Every picture of Duke he is smiling is he always that happy?? Very photogenic. Thanks for sharing the progression of hair growth for those of us who haven't yet gone thru that process.


----------



## krandall (Jun 11, 2009)

Awww, he's a cute boy! And I love his portrait!


----------



## Marni (Apr 1, 2017)

:|:|Zoey barks angrily at her reflection in the sliders. I am afraid she would take exception to a large portrait as well. You are fortunate that Duke has such a happy go lucky nature, as well as a strong sense of self worth. He is a delightful boy!


----------



## ShamaMama (Jul 27, 2015)

SO CUTE! Thanks for posting!


----------



## DuketheDog (May 1, 2017)

hlang said:


> Every picture of Duke he is smiling is he always that happy?? Very photogenic. Thanks for sharing the progression of hair growth for those of us who haven't yet gone thru that process.


Duke is ALWAYS happy he is the most easiest dog to please.

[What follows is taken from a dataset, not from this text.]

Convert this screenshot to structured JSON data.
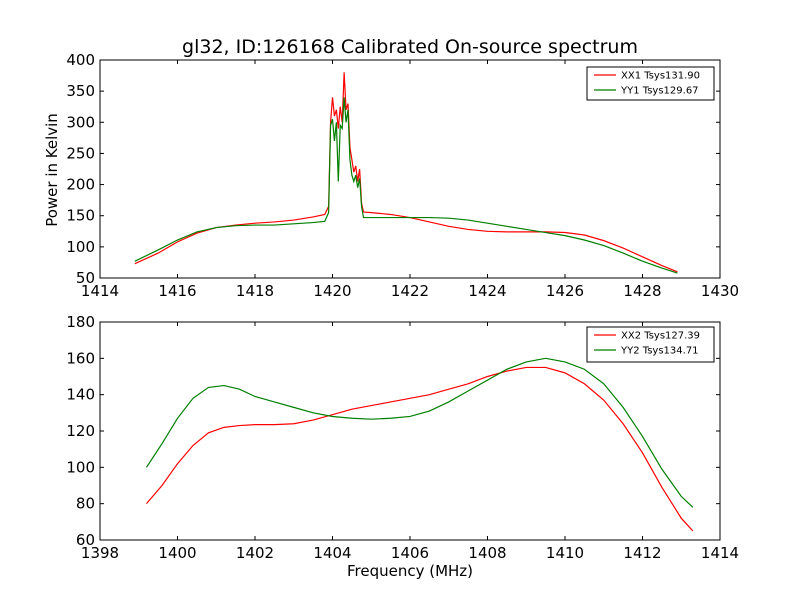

Thanks everyone for the reply's I swear I'm a little nervous to ever add another dog again to our pack, since Duke is like the definition of a dream dog!


----------



## Zoe093014 (Jan 27, 2015)

Great portrait of a happy little Duke!


----------



## LoriJack (Aug 21, 2017)

I just love the portrait and the beautiful dog!!

https://ios.pitapata.com/view.php/488570b129037a4c5c53a830510801cb/2/4/22.png itaPata Dogshttps://pitapata.com


----------



## Bowie's Mom (Oct 1, 2016)

Love it and love Duke! Duke sounds a lot like Bowie, just a happy-go-lucky pup, I'm keeping Bowie as my one and only!


----------